STORY: London-based siblings Natasha Merchant (Huma) and Kabir(Saqib) grow up scarred. Separated from each other as children—11-year-old Kabir is locked up in a mental facility for counselling because he’s suspected to have committed a murder. The brother-sister duo reunite after a decade and this time around, Natasha is determined that she will find the culprit, kill `it’ and exonerate their family name.

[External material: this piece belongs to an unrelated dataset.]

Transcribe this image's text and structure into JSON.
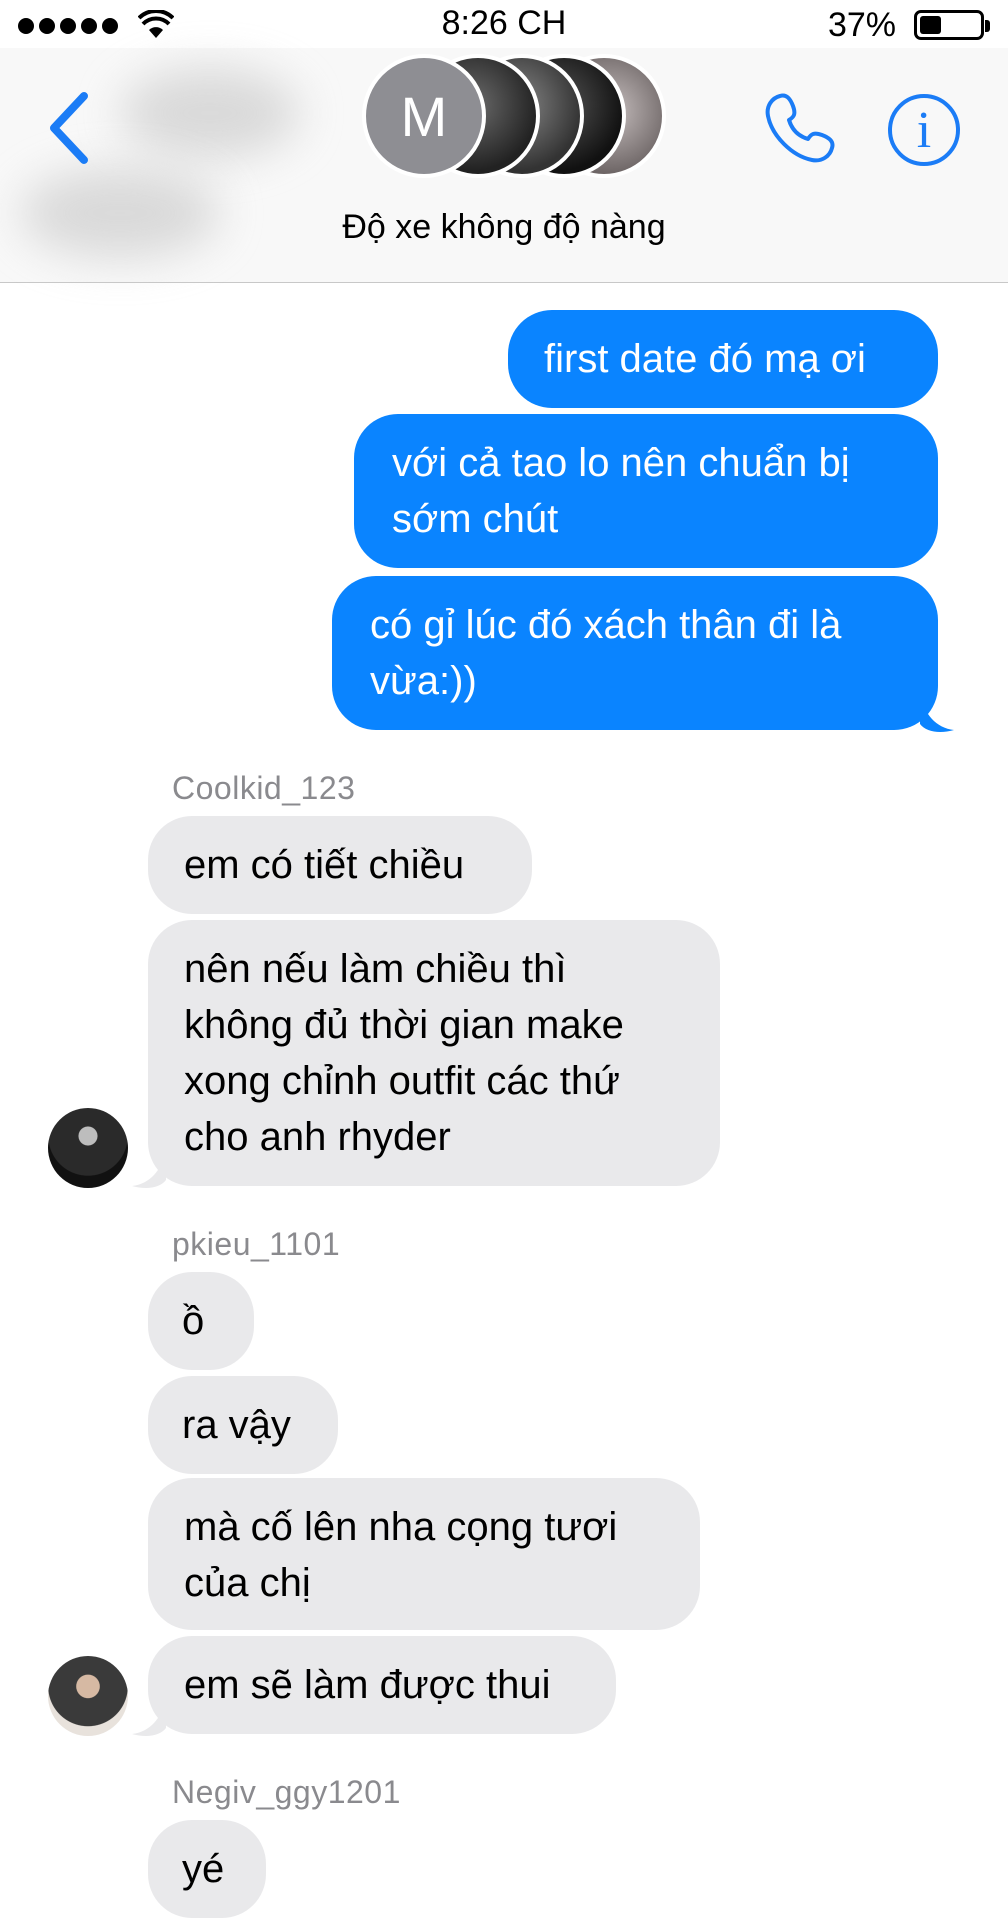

REVIEW: Mirror, Mirror on the wall, are you the most evil of them all? This is a question, 25-year-old Natasha keeps asking a haunted mirror, an exhibit that is waiting to be auctioned in the gallery she works at. She recalls her childhood–when her parents, father Alex (Adil) and her mother Lisa (Lisa), her brother Kabir and their pet Rambo were so blissed out. However things take a turn for the worse, when their dad brings home a `haunted’ mirror. Matters reach a head, when one day her father actually shoots her mother. In turn, her brother shoots her father. Quite naturally all their lives are torn asunder. Kabir is committed to psychiatric care. Natasha herself is left fending for herself.

Kabir and Natasha’s plan to destroy the mirror doesn’t necessarily work out, as it turns out that the ghost who resides in the mirror (Madalina) has other plans in store for them.

Dobaara See Your Evil

Adapted from the Hollywood horror film Oculus (2013), Dobaara allows for some moments of fear, apprehension, dread and scare. Borrowing the template of the original, this paranormal thriller uses flashback as a technique to spook the audience and it is definitely above the desi horror, the Bollywood audience is subjected to. The recollections are a mix of illusions and nightmares that the lead players see, each time they look into the haunted mirror. This one had the potential to be more, but it seems so stretched at times that you are almost willng to get behind the screen yourself and kill someone.

Things play out twice once in their childhood and again when they are older, but some of the spooky bits are unintentionally funny. The background score jars and the pace is dreary because it depends too much on repetitive dialogue.

The cast—Huma, Saqib and Adil are sincere. But they themselves seem to be victims of a scary (pun-intended) film.